Tim Worstall on how our traditional economic measurements are less and less accurate for the modern economic picture:
… in the developed countries there’s a problem which seems to me obvious (and Brad Delong has even said that I’m right here which is nice). Which is that we’re just not measuring the output of the digital economy correctly. For much of that output is not in fact priced: what Delong has called Andreessenian goods (and Marc Andreessen himself calls Mokyrian). For example, we take Google’s addition to the economy to be the value of advertising that Google sells, not the value in use of the Google search engine. Similarly, Facebook is valued at its advertising sales, not whatever value people gain from being part of a social network of 1.3 billion people. In the traditional economy that consumer surplus can be roughly taken to be twice the sales value of the goods. For these Andreessenian goods the consumer surplus could be 20 times (Delong) or even 100 times (my own, very controversial and back of envelope calculations) that sales value.

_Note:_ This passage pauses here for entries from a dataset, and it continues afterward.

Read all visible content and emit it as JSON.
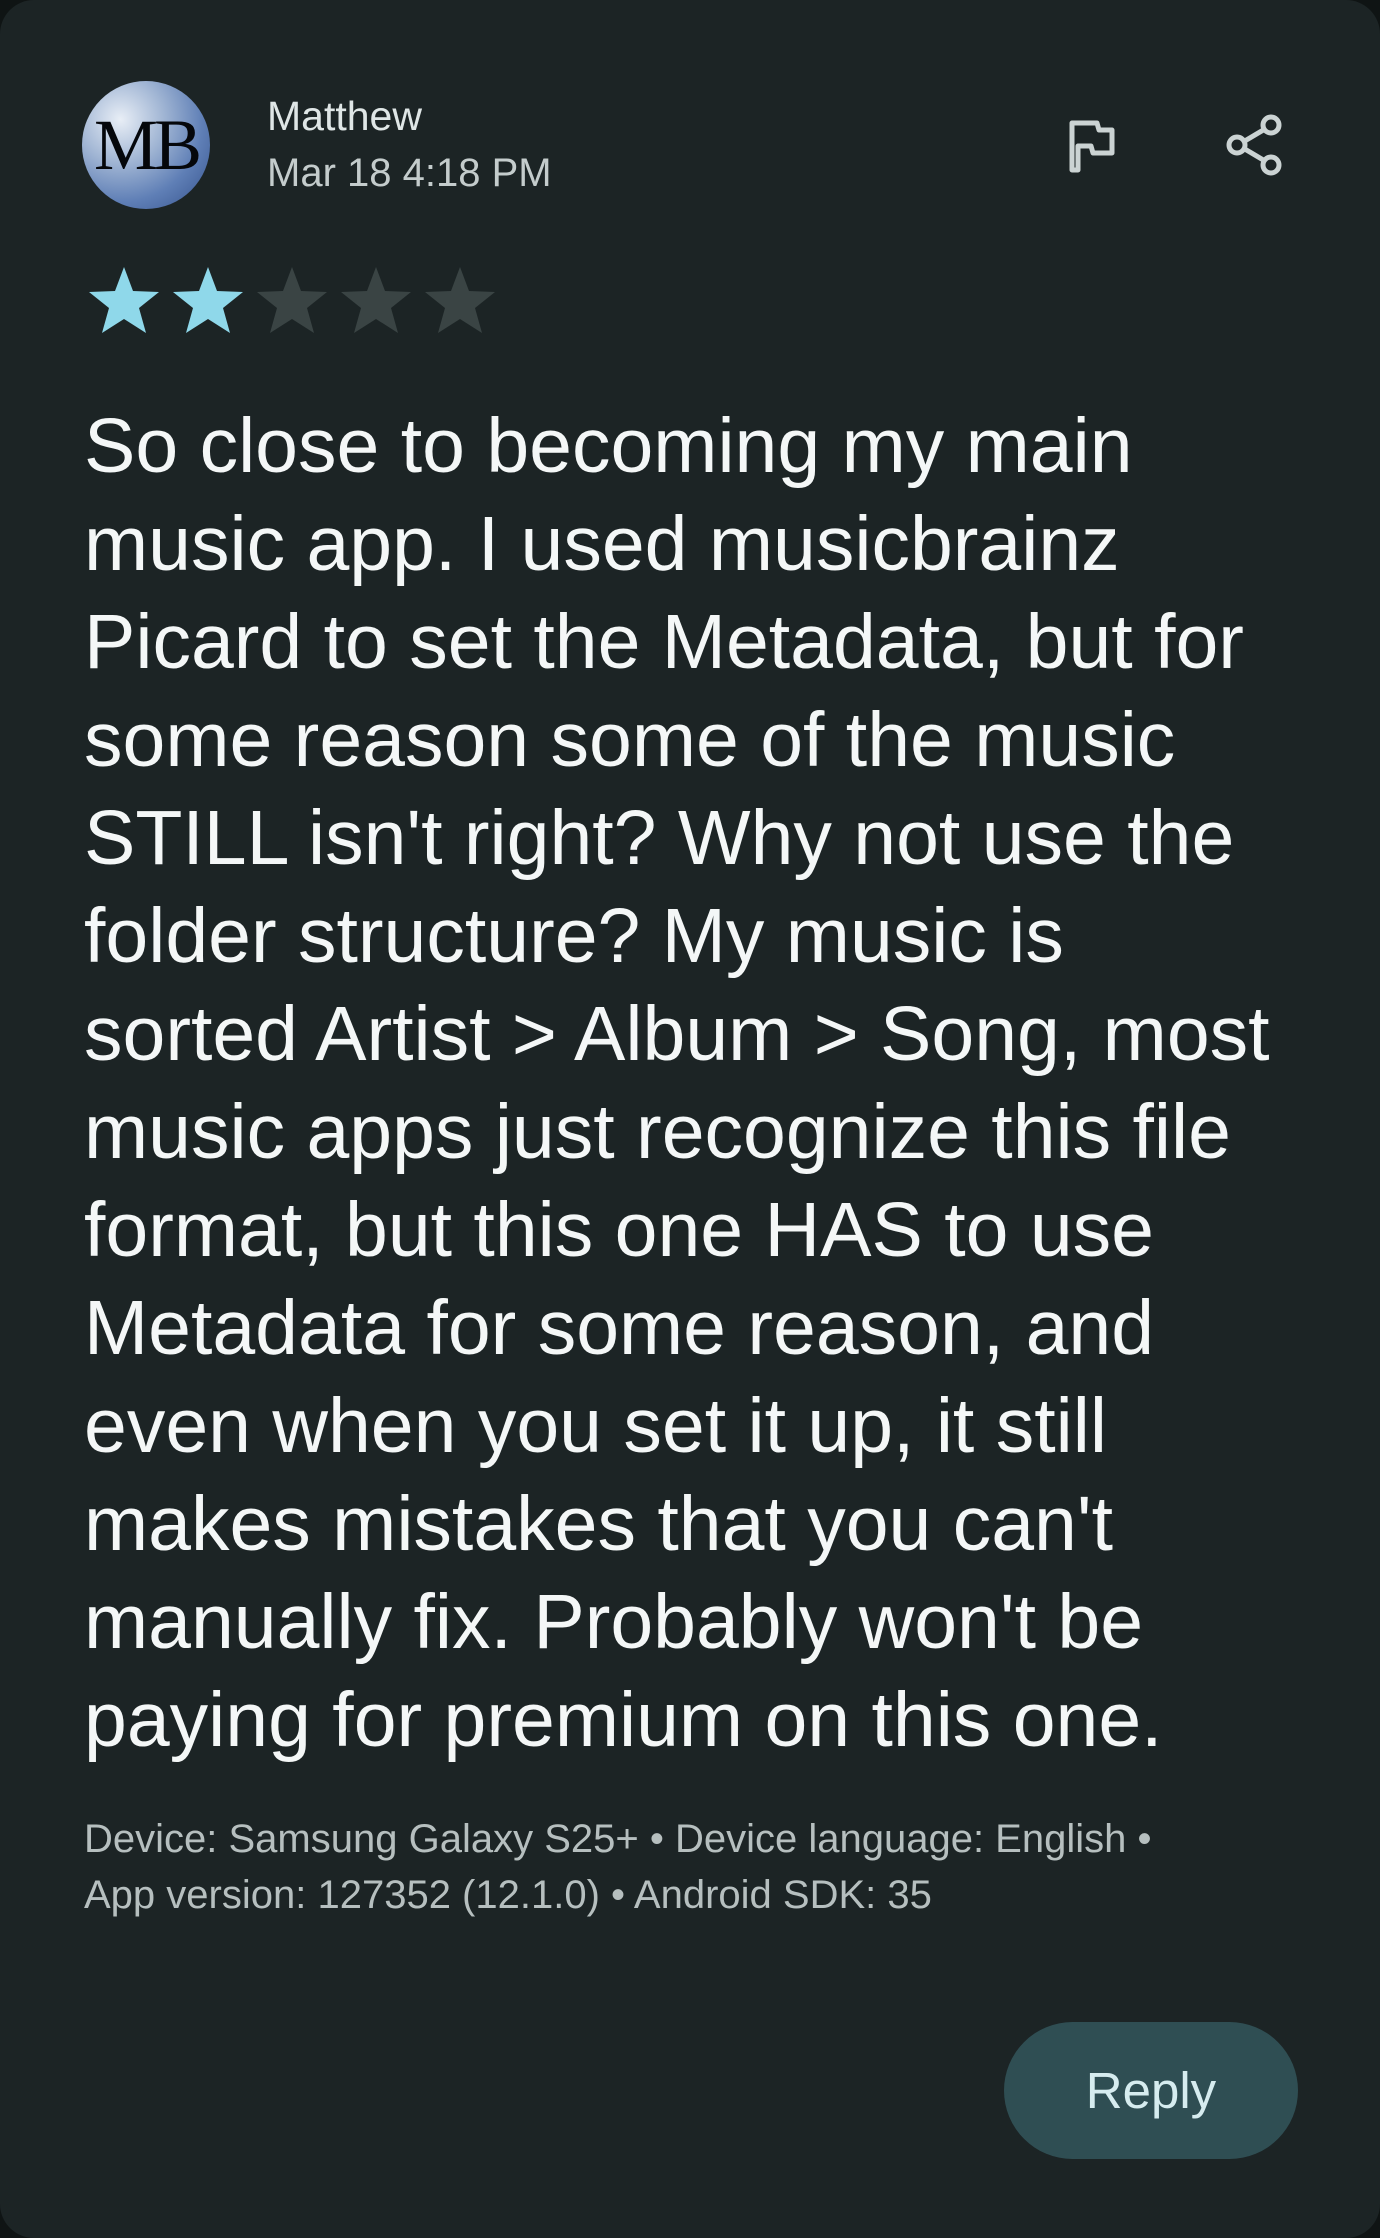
{
  "review": {
    "avatar_initials": "MB",
    "author": "Matthew",
    "date": "Mar 18 4:18 PM",
    "rating": 2,
    "max_rating": 5,
    "text": "So close to becoming my main\nmusic app. I used musicbrainz\nPicard to set the Metadata, but for\nsome reason some of the music\nSTILL isn't right? Why not use the\nfolder structure? My music is\nsorted Artist > Album > Song, most\nmusic apps just recognize this file\nformat, but this one HAS to use\nMetadata for some reason, and\neven when you set it up, it still\nmakes mistakes that you can't\nmanually fix. Probably won't be\npaying for premium on this one.",
    "device_info": "Device: Samsung Galaxy S25+ • Device language: English •\nApp version: 127352 (12.1.0) • Android SDK: 35"
  },
  "actions": {
    "flag_icon": "flag-icon",
    "share_icon": "share-icon",
    "reply_label": "Reply"
  },
  "colors": {
    "background": "#1c2425",
    "star_filled": "#8fd8ea",
    "star_empty": "#3a4444",
    "reply_button": "#2f4e53"
  }
}
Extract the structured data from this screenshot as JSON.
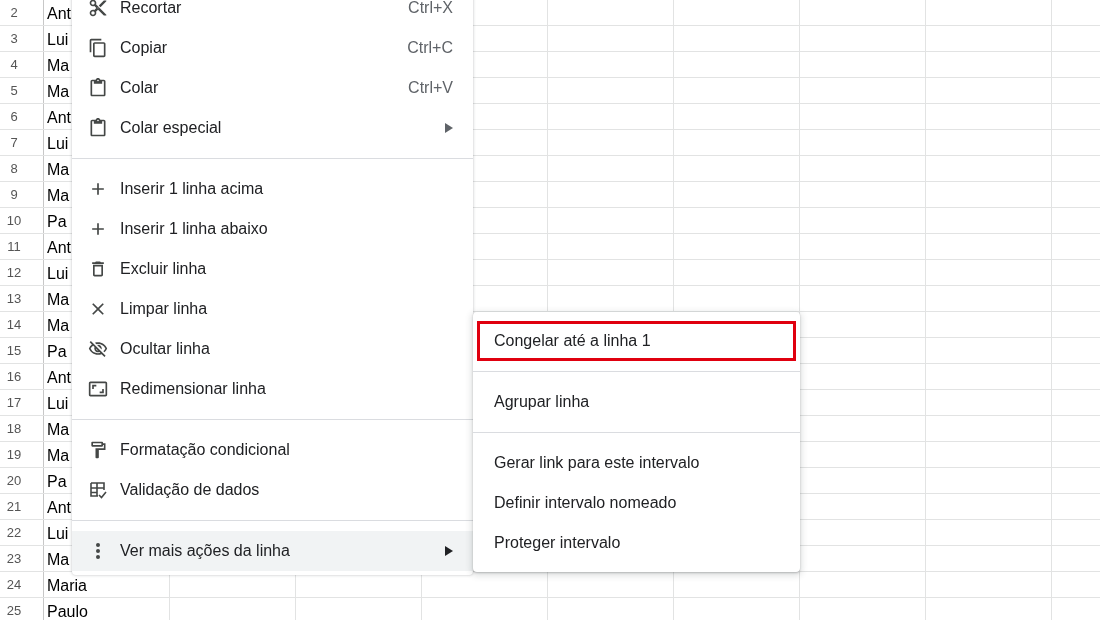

We are therefore, in my view, grossly underestimating output. And since we measure productivity as the residual of output and resources used to create it we’re therefore also grossly underestimating productivity growth. We’re in error by using measurements of the older, physical, economy as our metric for the newer, digital, one.
In short, I simply don’t agree that growth is as slow as we are measuring it to be. Thus any predictions that rely upon taking our current “low” rate of growth as being a starting point must, logically, be wrong. And that also means that all the policy prescriptions that flow from such an analysis, that we must spend more on infrastructure, education, government support for innovation, must also be wrong.